In 2023-24, the wait time for households in greatest need (ie, homeless, in housing inappropriate to their needs, in housing that is adversely affecting their health or placing their life and safety at risk) was seven months.

No grand plan to change nation-worst standards

In just two years the 75th percentile wait time has blown out from 18 months in 2021-22 to 32 months in 2023-24.

However, it is unlikely that any of the homeless who were moved on by the rangers are on the waiting list. It would be difficult for them to qualify under the eligibility criteria, which requires them to demonstrate that they can maintain a tenancy, that they do not have significant mental health or drug and alcohol issues, which may be the cause of their homelessness in the first place.

They would, of course, qualify for crisis accommodation under the homelessness program. However, the ACT government’s expenditure on homelessness services has decreased by 4.2 per cent in real terms over the two years from 2021-22 to 2023-24. Nationally, it increased by 3.9 per cent , with WA, NT, Tasmania and Queensland recording increases ranging from 9.1 per cent to 69.7 per cent. 

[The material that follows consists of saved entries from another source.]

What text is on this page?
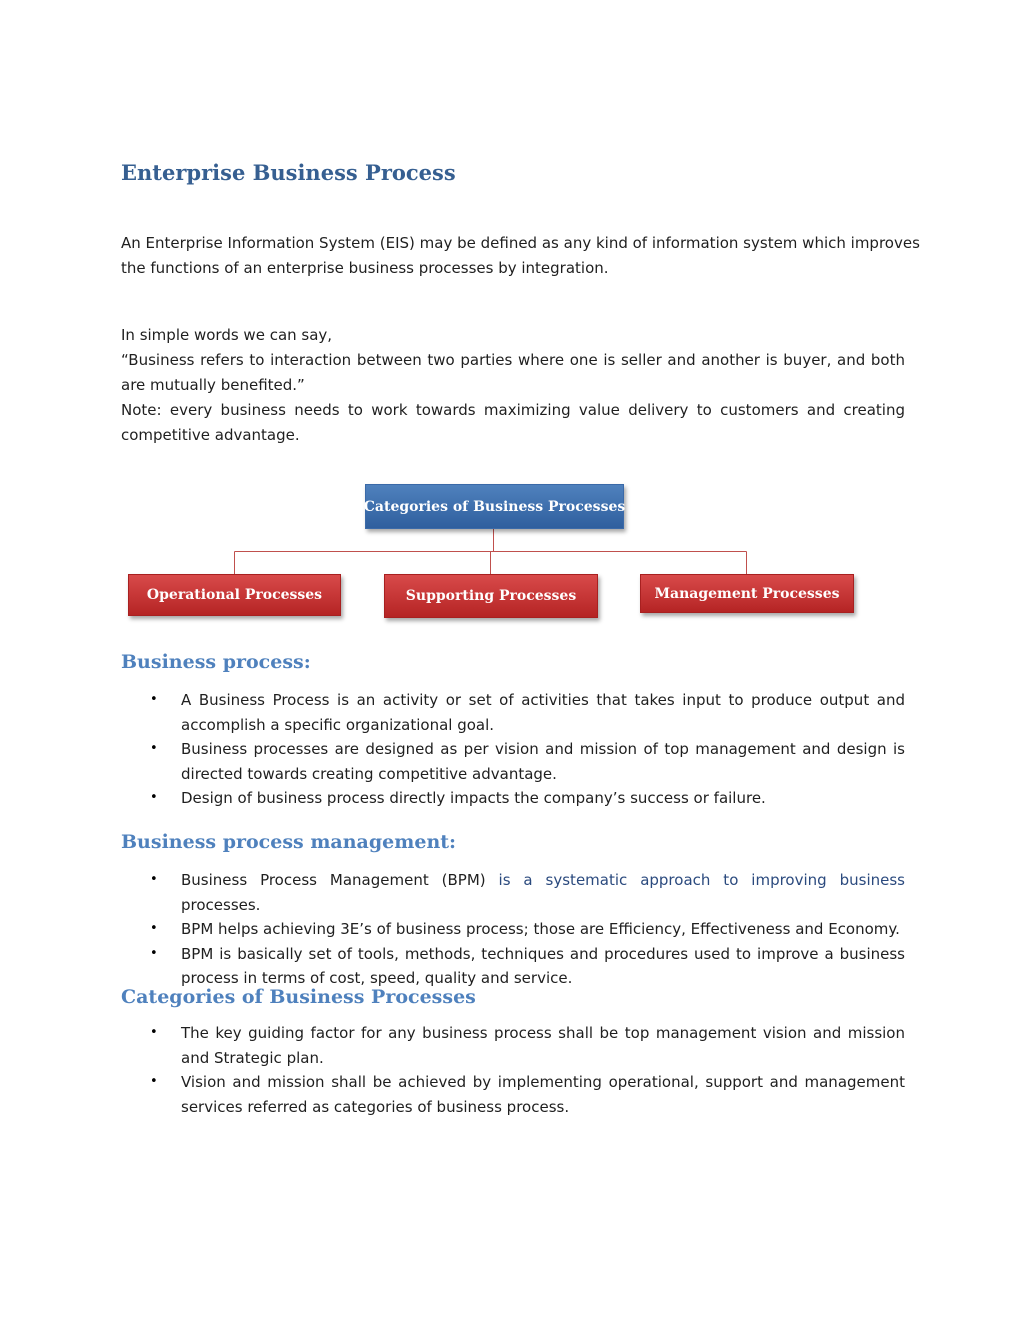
Enterprise Business Process

An Enterprise Information System (EIS) may be defined as any kind of information system which improves the functions of an enterprise business processes by integration.

In simple words we can say,
“Business refers to interaction between two parties where one is seller and another is buyer, and both are mutually benefited.”
Note: every business needs to work towards maximizing value delivery to customers and creating competitive advantage.
Categories of Business Processes
Operational Processes	Supporting Processes	Management Processes
Business process:
• A Business Process is an activity or set of activities that takes input to produce output and accomplish a specific organizational goal.
• Business processes are designed as per vision and mission of top management and design is directed towards creating competitive advantage.
• Design of business process directly impacts the company’s success or failure.
Business process management:
• Business Process Management (BPM) is a systematic approach to improving business processes.
• BPM helps achieving 3E’s of business process; those are Efficiency, Effectiveness and Economy.
• BPM is basically set of tools, methods, techniques and procedures used to improve a business process in terms of cost, speed, quality and service.
Categories of Business Processes
• The key guiding factor for any business process shall be top management vision and mission and Strategic plan.
• Vision and mission shall be achieved by implementing operational, support and management services referred as categories of business process.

The decrease in per capita expenditure in the ACT (that is, considering the population increase) was even larger at 7.6 per cent. The proportion of clients receiving support to maintain a tenancy dropped from 33 per cent in 2021-22 to 24.5 per cent in 2023-24.

We do not believe on the available evidence that Ms Cheyne or the ACT government is acting on any grand plan to change the ACT’s nation-worst standards on housing the homeless or those for whom life is a perpetual struggle.

We think this even though housing as a human right has now been written into law by the most “progressive” government in Australia. What a hypocritical attempt to justify the unjustifiable. 

However, Canberrans walking past homeless people in the street can at least now feel comfortable that they (the homeless) are just exercising their choice and that this has nothing to do with our policies, priorities and services.

Blaming the homeless when the government has cut funding for services is disingenuous as well as cruel. At least rangers moving the homeless showed more empathy when one of them reportedly said quite eloquently that they feel like an a#$%*@e.

Jon Stanhope is a former chief minister of the ACT and Dr Khalid Ahmed a former senior ACT Treasury official.